I have a signature I would like to use, however it is too large for this site. It's size is 72.5kB, but the maximum is only 19.5kB. I'm not much of a whiz with computers, so I was wondering could somebody make it small enough for this site, if that is at all possible?

Thanks, 
Desert Fox


----------



## Wurger (Jan 26, 2008)

I think that it is not a matter of the file size but it is a matter of its format.Your pic is PNG file.So I have converted this into JPG and Gif ones.Try to use one of them,please.If it failed let me know about it.I'll try to find another solution.


----------



## Desert Fox (Jan 28, 2008)

Ah ok. I really have no idea when it comes to computers. Thanks for that Wurger, I'll try it out right now.


----------



## Desert Fox (Jan 28, 2008)

I just tried them both, and I was told 'Unable to save image'.


----------



## evangilder (Jan 28, 2008)

There you go. I set it up for you.


----------



## Desert Fox (Jan 28, 2008)

Thanks Evangilder


----------



## evangilder (Jan 29, 2008)

No problemo.


----------



## Wurger (Jan 29, 2008)

I'm gald that Evan helped you with the siggy.Looking at your posts I've got impression you did something in wrong way trying to set the pic as your sign.Am I right?
Some members have theri siggies quite big in size and there was no problem to use those shots.


----------



## Thorlifter (Jan 29, 2008)

That's what I was wondering. I like your siggy Wurger, but there was no way I could get mine to that size and keep it under 19k.

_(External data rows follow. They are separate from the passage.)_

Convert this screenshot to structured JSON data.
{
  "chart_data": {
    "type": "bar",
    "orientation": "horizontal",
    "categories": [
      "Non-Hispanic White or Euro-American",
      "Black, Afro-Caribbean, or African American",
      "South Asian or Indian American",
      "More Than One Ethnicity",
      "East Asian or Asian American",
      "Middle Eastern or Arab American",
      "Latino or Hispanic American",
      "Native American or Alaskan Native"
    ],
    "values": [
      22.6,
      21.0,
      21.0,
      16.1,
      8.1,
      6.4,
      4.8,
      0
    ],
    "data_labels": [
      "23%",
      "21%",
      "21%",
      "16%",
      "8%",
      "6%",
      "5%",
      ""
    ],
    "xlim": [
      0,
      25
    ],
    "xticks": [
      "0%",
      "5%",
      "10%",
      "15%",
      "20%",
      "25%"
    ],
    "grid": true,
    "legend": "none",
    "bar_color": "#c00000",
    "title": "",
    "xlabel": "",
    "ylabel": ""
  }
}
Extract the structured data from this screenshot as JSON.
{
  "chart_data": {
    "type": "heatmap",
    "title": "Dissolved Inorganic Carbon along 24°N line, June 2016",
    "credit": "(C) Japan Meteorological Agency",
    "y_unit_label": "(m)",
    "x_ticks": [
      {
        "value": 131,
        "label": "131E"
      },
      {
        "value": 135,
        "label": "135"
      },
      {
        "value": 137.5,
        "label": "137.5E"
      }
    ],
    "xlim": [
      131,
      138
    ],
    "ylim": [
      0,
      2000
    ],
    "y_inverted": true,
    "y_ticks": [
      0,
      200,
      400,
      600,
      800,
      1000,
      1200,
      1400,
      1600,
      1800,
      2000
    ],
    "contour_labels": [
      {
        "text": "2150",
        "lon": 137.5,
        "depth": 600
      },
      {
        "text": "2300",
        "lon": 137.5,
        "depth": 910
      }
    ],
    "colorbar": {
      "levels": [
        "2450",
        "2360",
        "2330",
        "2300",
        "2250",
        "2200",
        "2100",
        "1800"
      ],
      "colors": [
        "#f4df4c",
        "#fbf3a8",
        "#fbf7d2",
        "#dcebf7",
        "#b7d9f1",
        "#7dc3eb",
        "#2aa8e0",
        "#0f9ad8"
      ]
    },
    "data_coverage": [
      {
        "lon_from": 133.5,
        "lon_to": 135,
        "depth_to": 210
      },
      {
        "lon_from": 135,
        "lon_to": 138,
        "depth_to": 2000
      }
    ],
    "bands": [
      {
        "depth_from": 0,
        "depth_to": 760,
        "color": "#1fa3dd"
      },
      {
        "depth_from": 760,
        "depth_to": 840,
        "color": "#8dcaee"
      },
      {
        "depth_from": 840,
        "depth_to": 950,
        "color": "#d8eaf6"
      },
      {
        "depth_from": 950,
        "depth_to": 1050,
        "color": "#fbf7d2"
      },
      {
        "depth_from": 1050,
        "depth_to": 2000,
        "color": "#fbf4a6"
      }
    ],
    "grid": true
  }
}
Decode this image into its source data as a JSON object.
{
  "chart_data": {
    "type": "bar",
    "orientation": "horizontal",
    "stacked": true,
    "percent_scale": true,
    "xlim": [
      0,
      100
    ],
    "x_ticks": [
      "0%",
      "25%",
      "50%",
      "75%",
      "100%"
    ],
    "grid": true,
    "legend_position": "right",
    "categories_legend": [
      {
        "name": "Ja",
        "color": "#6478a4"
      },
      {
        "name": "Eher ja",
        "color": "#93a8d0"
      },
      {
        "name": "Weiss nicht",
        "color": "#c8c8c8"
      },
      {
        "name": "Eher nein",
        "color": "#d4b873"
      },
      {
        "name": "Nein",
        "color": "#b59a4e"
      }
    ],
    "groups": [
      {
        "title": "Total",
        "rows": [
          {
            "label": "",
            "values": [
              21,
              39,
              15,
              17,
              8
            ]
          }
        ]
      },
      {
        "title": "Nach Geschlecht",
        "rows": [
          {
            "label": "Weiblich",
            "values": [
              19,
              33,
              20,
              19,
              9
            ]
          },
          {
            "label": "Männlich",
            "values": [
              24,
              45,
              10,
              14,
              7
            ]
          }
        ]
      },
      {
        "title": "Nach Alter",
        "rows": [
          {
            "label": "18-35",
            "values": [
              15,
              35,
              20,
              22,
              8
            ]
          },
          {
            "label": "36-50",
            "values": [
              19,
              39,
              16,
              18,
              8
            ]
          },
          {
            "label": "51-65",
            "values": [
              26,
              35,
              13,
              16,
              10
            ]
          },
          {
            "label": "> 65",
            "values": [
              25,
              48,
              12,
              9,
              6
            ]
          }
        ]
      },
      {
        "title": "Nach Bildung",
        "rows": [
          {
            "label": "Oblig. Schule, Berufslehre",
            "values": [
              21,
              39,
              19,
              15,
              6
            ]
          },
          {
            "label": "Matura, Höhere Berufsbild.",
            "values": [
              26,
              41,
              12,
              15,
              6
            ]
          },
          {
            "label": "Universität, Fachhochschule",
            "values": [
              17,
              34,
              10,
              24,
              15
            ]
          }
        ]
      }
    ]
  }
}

Wurger or Eric, what's the trick?


----------



## Wurger (Jan 29, 2008)

There isn't any trick for thiat.My siggy is 600x167 pixels in size.Although it was made as a gif file the JPG one could be also used and there shouldn't be any problem.When its width was over 600 the system used the small-big option automaticly ( you know the bar at the top of a pic when its demensions are to big).So taking this into consideration I have to tell that the maximal width has to be 600 pixels.I think that the main problem is how to set a pic as the siggy,probably.


Look at the post,please.

http://www.ww2aircraft.net/forum/si...-test-thread-continued-795-47.html#post312292


----------



## Desert Fox (Jan 30, 2008)

I'm not really sure what the problem was when I was trying to set it up, I noticed that many people have larger siggys than I, too. But it works now that's all that matters!


----------



## evangilder (Jan 30, 2008)

All I did was use the image tags in the signature entry line for the quote. It's the same way I do my own. There are about 3-4 different ways to attach a signature to your profile. Some of them work more consistently than others, for some weird reason.


----------



## Wurger (Jan 30, 2008)

I agree with you Evan.But I think that the problem is with the option in the shot.Many of new members try to use this one exactly.


----------



## evangilder (Jan 30, 2008)

Yep, that is one of the ways, and it has had varying degrees of success.


----------



## Wurger (Jan 30, 2008)

You are right.


----------



## Desert Fox (Jan 31, 2008)

Yeah, that's the way I tried first off


----------